It appears that the Chesapeake Bay will benefit from some anticipated clean air rules, at least from outside the United States.
While the debate over the EPA's proposed new air standards continues in the United States, Canada is enacting clean air rules even tougher than those being proposed here.
In fact, in a highly unusual move, Canada submitted comments on the U.S. rules, saying the EPA proposal was too lax and "will continue to result in health damages and death." Canada's comments were based on a scientific examination of the issues by its own pollution control authorities.
Canada would likely benefit from any tightening of the U.S. standards because its air is contaminated by pollution blown in from parts of this country.
Likewise, the Bay could benefit from tighter controls being enacted in Canada because part of that country, including southern Ontario's heavily populated and industrial Toronto areas, are within the "airshed" that contributes most of the nitrogen air pollution to the Chesapeake Bay.
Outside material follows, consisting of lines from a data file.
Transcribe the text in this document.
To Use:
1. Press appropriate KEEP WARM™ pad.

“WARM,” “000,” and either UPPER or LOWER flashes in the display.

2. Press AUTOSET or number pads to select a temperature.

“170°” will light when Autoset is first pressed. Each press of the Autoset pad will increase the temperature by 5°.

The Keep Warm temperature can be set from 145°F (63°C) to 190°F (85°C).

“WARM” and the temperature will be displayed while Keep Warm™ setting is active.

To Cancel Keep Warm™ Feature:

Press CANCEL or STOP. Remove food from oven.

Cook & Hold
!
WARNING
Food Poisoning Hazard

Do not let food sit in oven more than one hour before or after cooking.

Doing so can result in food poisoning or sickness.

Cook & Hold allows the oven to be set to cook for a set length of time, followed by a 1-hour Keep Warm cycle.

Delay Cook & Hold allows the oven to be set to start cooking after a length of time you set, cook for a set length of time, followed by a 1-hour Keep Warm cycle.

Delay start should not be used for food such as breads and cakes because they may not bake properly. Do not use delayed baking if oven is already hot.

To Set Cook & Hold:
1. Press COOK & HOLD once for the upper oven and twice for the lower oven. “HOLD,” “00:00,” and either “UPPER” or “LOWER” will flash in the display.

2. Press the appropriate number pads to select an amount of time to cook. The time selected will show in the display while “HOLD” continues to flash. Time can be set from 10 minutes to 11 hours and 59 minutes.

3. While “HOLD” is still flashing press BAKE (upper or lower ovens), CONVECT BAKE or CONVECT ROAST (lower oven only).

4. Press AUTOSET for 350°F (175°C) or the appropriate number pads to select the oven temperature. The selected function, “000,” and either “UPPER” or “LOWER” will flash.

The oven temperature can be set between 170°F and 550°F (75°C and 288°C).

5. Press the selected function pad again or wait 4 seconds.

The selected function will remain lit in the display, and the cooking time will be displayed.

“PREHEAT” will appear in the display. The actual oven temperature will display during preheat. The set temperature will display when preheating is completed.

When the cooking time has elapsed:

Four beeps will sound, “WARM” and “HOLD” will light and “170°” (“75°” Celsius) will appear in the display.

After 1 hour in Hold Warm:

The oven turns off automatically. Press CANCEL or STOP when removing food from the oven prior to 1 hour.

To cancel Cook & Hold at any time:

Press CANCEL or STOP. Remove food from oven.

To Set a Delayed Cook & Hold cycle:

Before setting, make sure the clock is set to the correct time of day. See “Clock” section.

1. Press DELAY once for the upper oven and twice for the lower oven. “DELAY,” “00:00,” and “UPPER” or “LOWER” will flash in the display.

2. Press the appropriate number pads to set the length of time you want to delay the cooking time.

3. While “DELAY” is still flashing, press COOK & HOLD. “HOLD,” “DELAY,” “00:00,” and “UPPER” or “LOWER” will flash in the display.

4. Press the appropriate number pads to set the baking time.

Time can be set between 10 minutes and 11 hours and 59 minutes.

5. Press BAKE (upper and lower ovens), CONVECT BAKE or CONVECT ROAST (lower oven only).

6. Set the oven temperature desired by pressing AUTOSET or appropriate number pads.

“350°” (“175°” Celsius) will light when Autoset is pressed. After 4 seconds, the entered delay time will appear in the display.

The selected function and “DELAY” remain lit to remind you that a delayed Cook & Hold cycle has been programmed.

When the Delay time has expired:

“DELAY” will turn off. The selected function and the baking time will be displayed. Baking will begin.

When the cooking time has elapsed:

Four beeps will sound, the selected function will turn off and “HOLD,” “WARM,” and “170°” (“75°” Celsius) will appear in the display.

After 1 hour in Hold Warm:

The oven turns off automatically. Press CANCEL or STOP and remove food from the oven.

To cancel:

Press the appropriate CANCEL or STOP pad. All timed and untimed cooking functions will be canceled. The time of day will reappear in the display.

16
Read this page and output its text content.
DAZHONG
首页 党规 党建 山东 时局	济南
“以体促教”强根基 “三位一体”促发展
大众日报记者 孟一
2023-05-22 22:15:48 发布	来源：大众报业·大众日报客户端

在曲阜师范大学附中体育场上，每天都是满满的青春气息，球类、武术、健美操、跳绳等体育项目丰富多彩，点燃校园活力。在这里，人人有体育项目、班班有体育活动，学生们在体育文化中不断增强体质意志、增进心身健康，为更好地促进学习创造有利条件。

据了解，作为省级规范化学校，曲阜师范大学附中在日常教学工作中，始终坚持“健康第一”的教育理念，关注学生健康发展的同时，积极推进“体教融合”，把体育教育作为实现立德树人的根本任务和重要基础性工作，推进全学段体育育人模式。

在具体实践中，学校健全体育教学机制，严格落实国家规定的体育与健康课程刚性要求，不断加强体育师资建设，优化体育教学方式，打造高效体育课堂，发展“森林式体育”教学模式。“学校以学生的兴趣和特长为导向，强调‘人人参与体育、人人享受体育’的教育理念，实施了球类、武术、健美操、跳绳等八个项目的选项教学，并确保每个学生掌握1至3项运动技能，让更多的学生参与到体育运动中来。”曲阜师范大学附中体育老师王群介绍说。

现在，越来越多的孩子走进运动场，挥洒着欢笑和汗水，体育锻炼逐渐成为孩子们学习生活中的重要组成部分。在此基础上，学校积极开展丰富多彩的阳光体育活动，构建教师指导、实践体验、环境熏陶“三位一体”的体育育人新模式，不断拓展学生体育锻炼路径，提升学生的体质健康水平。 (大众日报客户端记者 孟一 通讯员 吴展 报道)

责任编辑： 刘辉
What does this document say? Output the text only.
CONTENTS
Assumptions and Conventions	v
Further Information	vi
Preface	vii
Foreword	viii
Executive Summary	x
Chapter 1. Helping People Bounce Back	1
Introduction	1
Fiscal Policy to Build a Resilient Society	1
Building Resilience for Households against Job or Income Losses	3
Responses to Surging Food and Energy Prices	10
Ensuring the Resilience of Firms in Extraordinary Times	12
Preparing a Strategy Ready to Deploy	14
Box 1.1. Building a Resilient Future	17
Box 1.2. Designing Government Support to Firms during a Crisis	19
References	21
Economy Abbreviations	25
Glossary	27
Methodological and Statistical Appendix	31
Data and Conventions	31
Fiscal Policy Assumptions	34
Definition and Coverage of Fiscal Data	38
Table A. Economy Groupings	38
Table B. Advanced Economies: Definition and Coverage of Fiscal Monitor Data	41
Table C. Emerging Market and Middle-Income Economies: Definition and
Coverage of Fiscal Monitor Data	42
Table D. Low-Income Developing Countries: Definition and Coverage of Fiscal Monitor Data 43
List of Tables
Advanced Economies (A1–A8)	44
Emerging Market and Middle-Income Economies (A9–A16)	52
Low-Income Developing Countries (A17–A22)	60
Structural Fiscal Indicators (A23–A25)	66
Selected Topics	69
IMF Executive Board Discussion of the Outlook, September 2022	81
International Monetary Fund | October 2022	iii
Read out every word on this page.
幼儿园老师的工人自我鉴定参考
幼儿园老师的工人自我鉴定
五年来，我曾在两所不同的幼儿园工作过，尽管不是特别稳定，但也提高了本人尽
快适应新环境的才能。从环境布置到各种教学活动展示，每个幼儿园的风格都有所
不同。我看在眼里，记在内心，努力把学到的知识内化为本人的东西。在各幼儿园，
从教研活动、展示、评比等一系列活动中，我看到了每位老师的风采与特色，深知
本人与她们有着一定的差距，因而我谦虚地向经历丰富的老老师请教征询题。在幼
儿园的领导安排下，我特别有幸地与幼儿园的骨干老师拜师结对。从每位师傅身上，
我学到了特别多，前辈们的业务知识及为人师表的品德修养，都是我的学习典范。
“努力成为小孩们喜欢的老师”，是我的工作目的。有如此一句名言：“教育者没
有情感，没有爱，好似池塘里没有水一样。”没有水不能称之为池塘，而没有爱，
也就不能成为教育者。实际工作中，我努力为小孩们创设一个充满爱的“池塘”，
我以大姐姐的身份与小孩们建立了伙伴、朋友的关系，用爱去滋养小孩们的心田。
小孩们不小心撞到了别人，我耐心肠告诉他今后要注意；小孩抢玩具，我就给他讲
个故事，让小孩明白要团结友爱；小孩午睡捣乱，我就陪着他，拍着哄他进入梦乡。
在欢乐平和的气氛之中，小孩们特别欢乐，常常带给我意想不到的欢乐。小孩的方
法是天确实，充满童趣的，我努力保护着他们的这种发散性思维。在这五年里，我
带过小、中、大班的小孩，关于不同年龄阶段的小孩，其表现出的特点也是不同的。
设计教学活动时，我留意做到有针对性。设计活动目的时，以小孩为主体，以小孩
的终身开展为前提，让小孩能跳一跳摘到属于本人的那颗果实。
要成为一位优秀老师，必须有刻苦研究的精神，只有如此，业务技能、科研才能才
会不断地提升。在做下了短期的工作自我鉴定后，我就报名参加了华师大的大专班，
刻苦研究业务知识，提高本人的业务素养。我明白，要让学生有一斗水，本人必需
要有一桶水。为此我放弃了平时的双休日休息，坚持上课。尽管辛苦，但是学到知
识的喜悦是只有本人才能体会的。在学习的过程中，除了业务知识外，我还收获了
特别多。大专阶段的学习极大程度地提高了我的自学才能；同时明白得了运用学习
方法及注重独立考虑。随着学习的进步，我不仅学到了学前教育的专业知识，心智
... While new action by the United States says tough to Canada
The EPA recently agreed that a number of states will not have to curb emissions to help reduce ozone problems in downwind areas.
For months, a group of 37 states, known as the Ozone Transport Assessment Group, have been studying how to reduce the transport of nitrogen oxides, or NOx. After being emitted into the air, NOx can travel hundreds of miles, contributing to air pollution problems downwind.
Some areas of the Mid-Atlantic and Northeast, as well as some areas of the Midwest - mainly Chicago - receive so much air pollution from other states that it is almost impossible for them to meet air pollution standards on their own. Based on work done by OTAG, the EPA is expected to order additional pollution reductions for states that contribute to downwind problems.
But in a March letter to the EPA, the governors of Minnesota, North Dakota, South Dakota, Iowa and Nebraska said "there is no scientific justification" for including their states in requirements for further reductions.
A study paid for by utilities and industries in the five states showed that pollution from the region doesn't blow into the eastern United States. Rather, the study found that pollution from the states mainly blows into Canada.
In April, the EPA agreed, and exempted all those states from additional pollution reductions stemming from the OTAG process.
In addition, the EPA said it would exempt Arkansas, Florida, Kansas, Louisiana, Oklahoma and Texas because emissions from those states did not appear to contribute significantly to chronic ozone problems downwind.